The trustees’ report found that Medicare’s trust fund will remain fully solvent until 2026; last year’s projection was 2024. The two years comes on top of eight more years of initially projected solvency for Medicare due to the Affordable Care Act.
“The Medicare Hospital Insurance trust fund is projected to be solvent for longer, which is good news for beneficiaries,” said Marilyn Tavenner, who runs the Centers for Medicare & Medicaid Services. “Thanks to the Affordable Care Act, we are taking important steps to improve the delivery of care for seniors with Medicare.”
The Affordable Care Act cuts Medicare spending by some $716 billion over the next 10 years by reducing payments to private insurers under Medicare Advantage as well as hospitals and other providers.
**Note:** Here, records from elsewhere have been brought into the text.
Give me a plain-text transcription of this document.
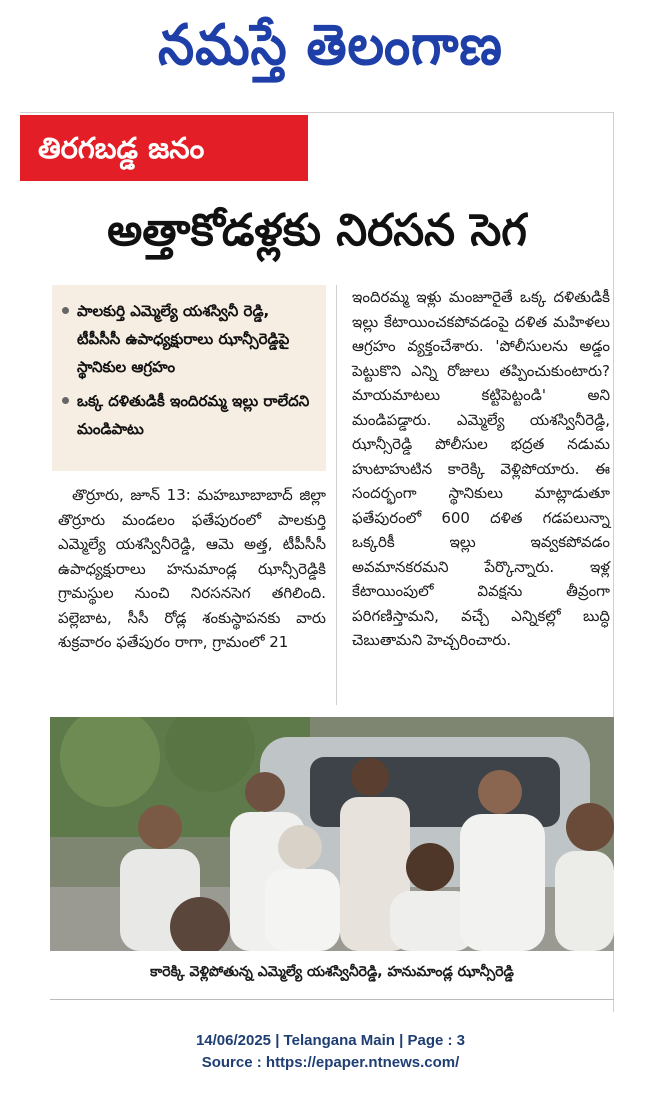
నమస్తే తెలంగాణ
తిరగబడ్డ జనం
అత్తాకోడళ్లకు నిరసన సెగ
పాలకుర్తి ఎమ్మెల్యే యశస్వినీ రెడ్డి, టీపీసీసీ ఉపాధ్యక్షురాలు ఝాన్సీరెడ్డిపై స్థానికుల ఆగ్రహం
ఒక్క దళితుడికీ ఇందిరమ్మ ఇల్లు రాలేదని మండిపాటు
తొర్రూరు, జూన్ 13: మహబూబాబాద్ జిల్లా తొర్రూరు మండలం ఫతేపురంలో పాలకుర్తి ఎమ్మెల్యే యశస్వినీరెడ్డి, ఆమె అత్త, టీపీసీసీ ఉపాధ్యక్షురాలు హనుమాండ్ల ఝాన్సీరెడ్డికి గ్రామస్థుల నుంచి నిరసనసెగ తగిలింది. పల్లెబాట, సీసీ రోడ్ల శంకుస్థాపనకు వారు శుక్రవారం ఫతేపురం రాగా, గ్రామంలో 21
ఇందిరమ్మ ఇళ్లు మంజూరైతే ఒక్క దళితుడికీ ఇల్లు కేటాయించకపోవడంపై దళిత మహిళలు ఆగ్రహం వ్యక్తంచేశారు. 'పోలీసులను అడ్డం పెట్టుకొని ఎన్ని రోజులు తప్పించుకుంటారు? మాయమాటలు కట్టిపెట్టండి' అని మండిపడ్డారు. ఎమ్మెల్యే యశస్వినీరెడ్డి, ఝాన్సీరెడ్డి పోలీసుల భద్రత నడుమ హుటాహుటిన కారెక్కి వెళ్లిపోయారు. ఈ సందర్భంగా స్థానికులు మాట్లాడుతూ ఫతేపురంలో 600 దళిత గడపలున్నా ఒక్కరికీ ఇల్లు ఇవ్వకపోవడం అవమానకరమని పేర్కొన్నారు. ఇళ్ల కేటాయింపులో వివక్షను తీవ్రంగా పరిగణిస్తామని, వచ్చే ఎన్నికల్లో బుద్ధి చెబుతామని హెచ్చరించారు.
కారెక్కి వెళ్లిపోతున్న ఎమ్మెల్యే యశస్వినీరెడ్డి, హనుమాండ్ల ఝాన్సీరెడ్డి
14/06/2025 | Telangana Main | Page : 3
Source : https://epaper.ntnews.com/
The law also aims to save money over time by transitioning Medicare from paying providers for quantity of services to quality of care.
“These reforms aim to reduce spending while improving the quality of care, and are an important down payment on solving Medicare’s long term financial issues,” Tavenner said.
In his statement on the Trustees report, Treasury Secretary Jack Lew also noted that Medicare’s solvency projections have changed after the passage of the Affordable Care Act.
Prior to Obamacare’s enactment, Medicare’s trust fund was projected to exhaust around 2016.
Obama administration officials, facing an unending barrage of attacks from Republicans seeking to cripple the law, have been quick to highlight its benefits — both budgetary and tangible for consumers. The latest trustees’ report gives them a new argument in its favor.
Republicans have been back and forth on Obamacare’s Medicare cuts, attacking them in political contexts but assuming the same level of savings in their budget proposals.